Nos sítios a fartura amenizava a falta de luz elétrica, televisão, computador, fogão a gás, geladeira, forno de micro ondas, carro, moto e avião, coisinhas estas, que ainda não tinham sido inventadas. À noite, após o jantar, as famílias se reuniam para por em dia a conversa. As mães tentavam explicar para as filhas donzelas como a Cegonha, tão pequena, conseguia voar com um bebê no bico. Os pais contavam causos e inventavam histórias, onde eram sempre os heróis.

Foi assim que Dimilton ficou sabendo que seu bisavô tentara pegar um Saci e se dera mal. Seu Gemilton, o pai de Dimilton, comentou que vovô Amilton usou uma peneira, mas a peneira estava rasgada e o Saci escapou. Vovô Amilton muito sofreu com a vingança do Saci que escapuliu. No final da vida estava banguela, careca e trêmulo.

Dimilton era um garoto experto pra dedéu, um guri moderno, afinal, vivia no século XIX e cismou que prenderia um Saci, custasse o que custasse. Descobriu que o veículo de locomoção do Saci era o redemoinho. Óbvio! Com uma perna só, o sujeito era lerdo por demais, mas dentro de um redemunho era igual corisco. Preparou uma peneira, conferiu os defeitos e na primeira oportunidade capturou um Saci e o colocou dentro de uma garrafa escura com rolha lacrada.

A façanha de Dimilton correu mundo. As pessoas seguravam a garrafa, algumas notavam um tremeluzir, outros diziam ouvir os gritos do Saci pedindo que o soltassem, mas ninguém era louco o suficiente para libertar o Saci, pois, todos sabiam do ocorrido com vovô Amilton e o quanto ele padeceu quando o tinhozinho escapuliu.

Dimilton cresceu, envelheceu, entrou pela melhor idade e morreu. Seu filho mais velho, Remilton, herdou a garrafa considerada a relíquia da família. O tempo foi passando e com ele Remilton, seu filho Vemilton e hoje, ano de 2011, seu neto Milton é o atual proprietário da garrafa.

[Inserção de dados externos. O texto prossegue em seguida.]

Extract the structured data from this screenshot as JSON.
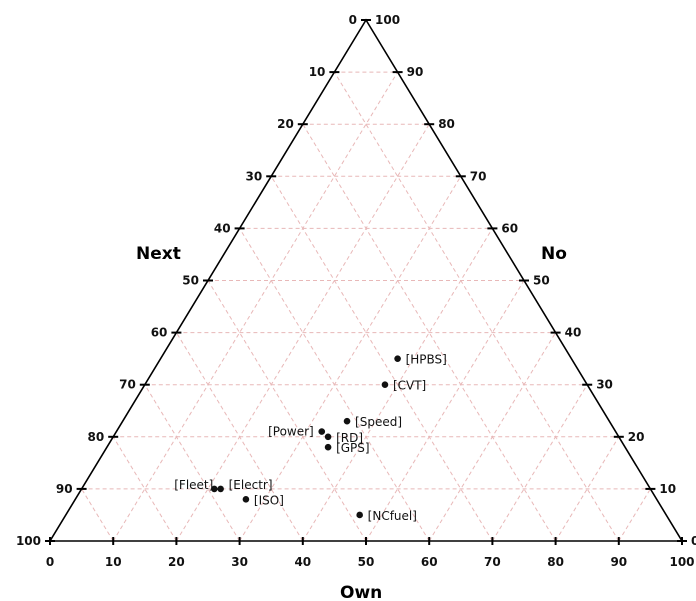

Quando Brédipiti, filho de Milton, ouviu a lenda familiar, caiu na risada e não acreditou. Seu Milton falou:-“ Brédi meu filho! Não zombe de coisa séria. Essa garrafa tá com nossa gente desde os tempos de dantes,e, nóis era rico e não é mais.””Pai! Vou soltar o bichinho. Quem sabe ele nos deixará novamente ricos!” Disse Brédipiti retirando o velho e secular lacre. O Saci gritou:- “To livre! To Livre!” e escafedeu-se no mundo.

Seu Milton ficou muito triste. A culpa era só dele! Quebrara a antiga regra, em vez de dar o nome de Zémilton ao filho mais velho, optara pelo nome moderno de Brédpiti e deu no que deu… O que poderia esperar de alguém chamado Brédipiti?… Bem que poderia ter vendido a garrafa para um museu, a um milionário excêntrico, a um colecionador de criaturas raras. Que bobagem acreditar que o Saci fosse realizar algum desejo, devia ter chamado um advogado e fazer o bicho assinar um alvará de soltura… Que mancada!

Estavam pai e filho nesse chororô quando o redemoinho entrou casa adentro e o Saci aos gritos:- “Me prende! Me prende de novo!”. “O que foi aconteceu Saci? Por que voltou?”Quis saber seu Milton.

– “Por Tupã!” falou o Saci. “Fui engarrafado em 1890, Iguape era uma cidade próspera e rica, com um futuro maravilhoso… O que encontro depois de tanto tempo? Os casarões destelhados, casas históricas em ruínas, ruas sujas, o Mar Pequeno assoreado, barulho… Dengue! Cadê o Porto Grande? Cadê o muro da minha Praça da Matriz? Cadê os chafarizes, os pelourinhos, os clubes? Eu quero morrer! Eu quero ficar preso para sempre!”

MORAL DA HISTÓRIA; – Até o Saci quer viver no passado.